The preparation of the soup is very simple and minimal. I have made this recipe vegetarian, but I'll put options for meat-enizing this dish as well.

Pumpkin Spice Soup

1/2 onion (or 1/2 c. frozen chopped onion)
1 tsp olive oil
1- 15 oz. can pureed pumpkin (do NOT get Pumpkin pie filling)
1- 15 oz. can vegetable broth (or chicken broth, low sodium)
1-1.5 tsp salt (kosher, if you use iodized salt, go towards the lesser amount)
1/2 tsp. cinnamon
1.5 tbsp honey
1/3 tsp. red chili flake

Equipment: Knife, cutting board, saucepan with top, spatula or wood spoon, can opener, measuring spoons (if you prefer accurate measurements, eye-balling/guess-timating is also fine), stove

Dice the onion so that you have very little chunks.

Set the saucepan on the stove and pour in olive oil. Put the onions into the saucepan and let them cook at medium heat for 4-5 min , mixing them occasionally, until they are browned.

Pour the pureed pumpkin into the saucepan and onions. Then add the vegetable broth and mix until full incorporated.

Add all the seasonings and mix until fully distributed. Cover the saucepan and let sit for 15 min. on medium low heat so that flavors fuse together.

You can serve this to yourself immediately (with a freshly toasted bagel or those spicy black beans from the previous post). Paninis (a sandwich with cheese and other fillings that is grilled and flattened) are also great - my favorite being a turkey caprese (a combination of buffalo mozzarella, tomato, and basil). Chunks of grilled chicken or crab cakes are also great sides to the soup.

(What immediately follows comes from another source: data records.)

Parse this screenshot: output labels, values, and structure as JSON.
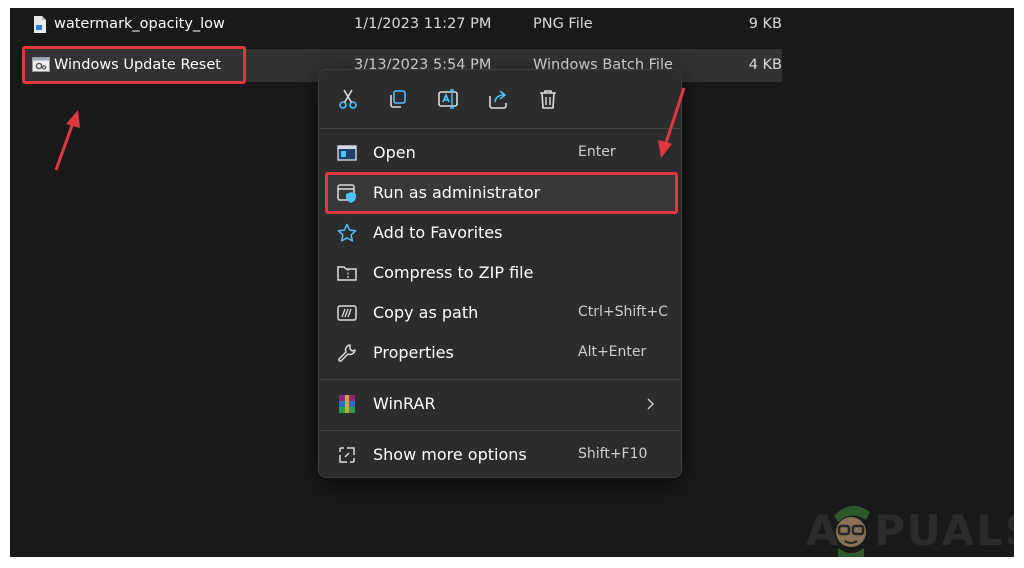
{
  "files": [
    {
      "name": "watermark_opacity_low",
      "date": "1/1/2023 11:27 PM",
      "type": "PNG File",
      "size": "9 KB"
    },
    {
      "name": "Windows Update Reset",
      "date": "3/13/2023 5:54 PM",
      "type": "Windows Batch File",
      "size": "4 KB"
    }
  ],
  "menu": {
    "toolbar": [
      {
        "name": "cut",
        "icon": "scissors-icon"
      },
      {
        "name": "copy",
        "icon": "copy-icon"
      },
      {
        "name": "rename",
        "icon": "rename-icon"
      },
      {
        "name": "share",
        "icon": "share-icon"
      },
      {
        "name": "delete",
        "icon": "trash-icon"
      }
    ],
    "items": [
      {
        "label": "Open",
        "shortcut": "Enter",
        "icon": "open-window-icon"
      },
      {
        "label": "Run as administrator",
        "shortcut": "",
        "icon": "shield-window-icon"
      },
      {
        "label": "Add to Favorites",
        "shortcut": "",
        "icon": "star-icon"
      },
      {
        "label": "Compress to ZIP file",
        "shortcut": "",
        "icon": "zip-folder-icon"
      },
      {
        "label": "Copy as path",
        "shortcut": "Ctrl+Shift+C",
        "icon": "path-icon"
      },
      {
        "label": "Properties",
        "shortcut": "Alt+Enter",
        "icon": "wrench-icon"
      }
    ],
    "winrar": {
      "label": "WinRAR",
      "icon": "winrar-icon"
    },
    "more": {
      "label": "Show more options",
      "shortcut": "Shift+F10",
      "icon": "more-options-icon"
    }
  },
  "watermark": {
    "text_left": "A",
    "text_right": "PUALS"
  },
  "colors": {
    "highlight": "#e0383e",
    "accent": "#4cc2ff",
    "menu_bg": "#2c2c2c",
    "explorer_bg": "#191919"
  }
}
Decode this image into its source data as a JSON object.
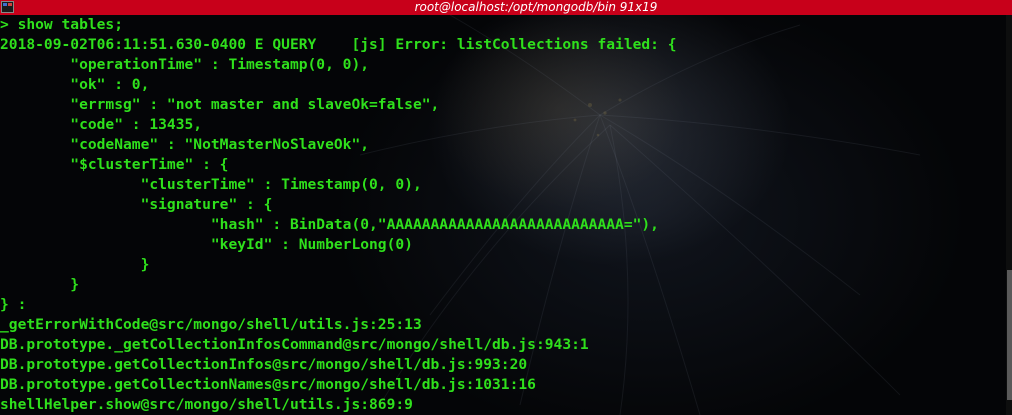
{
  "window": {
    "title": "root@localhost:/opt/mongodb/bin 91x19"
  },
  "terminal": {
    "text_color": "#2fe01c",
    "lines": [
      "> show tables;",
      "2018-09-02T06:11:51.630-0400 E QUERY    [js] Error: listCollections failed: {",
      "        \"operationTime\" : Timestamp(0, 0),",
      "        \"ok\" : 0,",
      "        \"errmsg\" : \"not master and slaveOk=false\",",
      "        \"code\" : 13435,",
      "        \"codeName\" : \"NotMasterNoSlaveOk\",",
      "        \"$clusterTime\" : {",
      "                \"clusterTime\" : Timestamp(0, 0),",
      "                \"signature\" : {",
      "                        \"hash\" : BinData(0,\"AAAAAAAAAAAAAAAAAAAAAAAAAAA=\"),",
      "                        \"keyId\" : NumberLong(0)",
      "                }",
      "        }",
      "} :",
      "_getErrorWithCode@src/mongo/shell/utils.js:25:13",
      "DB.prototype._getCollectionInfosCommand@src/mongo/shell/db.js:943:1",
      "DB.prototype.getCollectionInfos@src/mongo/shell/db.js:993:20",
      "DB.prototype.getCollectionNames@src/mongo/shell/db.js:1031:16",
      "shellHelper.show@src/mongo/shell/utils.js:869:9"
    ]
  }
}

This is obviously not 1 portion (it makes like 5 portions for me), but it is a great freezer item. Let the soup cool until it is at room temperature (thankfully this can be done in your dorm while you're watching Stephen Colbert being ridiculous or "studying"), and put a portion of soup into plastic sandwich bags. Freeze the bags of soup, and take them out whenever you're in the mood for Pumpkin Spice soup. To defrost, place them in the fridge the night before (or live dangerously and defrost them in the microwave- I don't think I recommend this, but I'm just posting it cause some people really will do this. I think the plastic tends to melt and plastic + food = not so good). Once defrosted, pour the soup into a microwaveable bowl (check the bottom of the bowl to see if it's microwave safe. Ceramic usually is fine, but some types of ceramic are not made for the rays of the microwave). Cover the bowl of soup (ALWAYS, unless you like cleaning up splatters in the microwave) with a paper towel and heat for 1 min. Remove and mix the soup. Put in the microwave another 1 min. And voila!